Read the poem here: http://redwolfjournal.com or below:

A Bedpan for Icarus

About suffering they were never wrong.
The Old Masters. How well they understood
its human position, how it takes place
when someone else is just scarfing down a burrito,
or adjusting their earbuds.

When my mother lay dying, her heart skipping beats,
her pulse losing rhythm, the nurses stood in the hallway,
outside her room, chatting normally,
taking bets on “Dancing With the Stars”,
ordering Mexican food for dinner.

Mother could have been Icarus, falling
from the sky, Icarus needing a bedpan.
I shook my fist at the nurses through the hospital curtain.

And yet, I should have known, we all turn away, quite leisurely,
from disaster, just as Breughel drew.
We run our eyes down the screen,
clicking even as the typhoon hits,
the mosque is bombed, the small child drowns in the Rio Grande.
We hear the splash. We gulp and shake our heads, maybe
mutter a prayer. And then, quite calmly, we move on.

Red Wolf Journal also recently accepted another one of my “borrowed” poems. Grounded:Seventh Day” was inspired by Wallace Steven’s famous “Sunday Morning.

You can read the poem in this link: http://Redwolfjournal.com or below:

Grounded: Seventh Day

Complacencies of the sweatpants,
and a late latte, and those really good blood
oranges from Trader Joe’s.
Stretched out on the couch, pecking at the tablet
like a cockatoo, in the holy hush
of NPR, with the news shrunk and week-end withered,
and then, later, after the laundry’s done, a few
hours along the river, barely a job,
the day like wide water
without sound, not even church bells or a call to prayer,
disinterested in sacrifice or sepulcher,
just grounded on the soft moist earth
holding the entire bickering planet in the Light.

A Poem Celebrating Emily Carr 1871-1945

I’ve long been fascinated by the Canadian painter and writer, Emily Carr. Who wouldn’t admire a woman who went off – in 1898 – by herself – to stay in aboriginal villages in British Columbia? She was a daring Modernist artist, Canada’s answer to Georgia O’Keefe. At the same time, she was a staunch environmentalist before most people knew the word or understood the concept.

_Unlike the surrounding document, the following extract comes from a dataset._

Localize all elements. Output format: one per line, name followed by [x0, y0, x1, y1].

Photo by Christofer Jeschke, Portland Oregon.

Today, Aji Magazine (pronounced Ah-hee) published a poem of mine about this amazing artist in their “Emerald Issue”. http://ajimagazine.com

Brushed: Emily Carr

No one asked her to come.  She just came. To Cumshewa,
To Haida Gwaii. To The Islands of the People.
A leather satchel, wrinkled like an old woman’s nose,
stuffed with tubes of pthalo blue, camel hair brushes, old rags.
A dented frying pan, blackened by beans, hung
onto the slope of her horse’s back like a metal tail.


She was there to paint the hidden woods and waters,
to sweep the mines of aqua and marine.
Her arrival stirred the native sons, who narrowed their eyes
and hid behind the virgin firs at her first approach.
But the elders knew sacred when they saw it
and praised the transparent quiet of the stranger’s step.

At night she bedded down alone on the forest floor
letting the wolves speak to her, fauve to fauve.
By day, with hurried strokes, she copied the beryl pond,
the turquoise lakes, the blue-green domes.
Before the loggers slashed, before soapsuds curdled streams,
she stashed emeralds onto canvas, none too soon.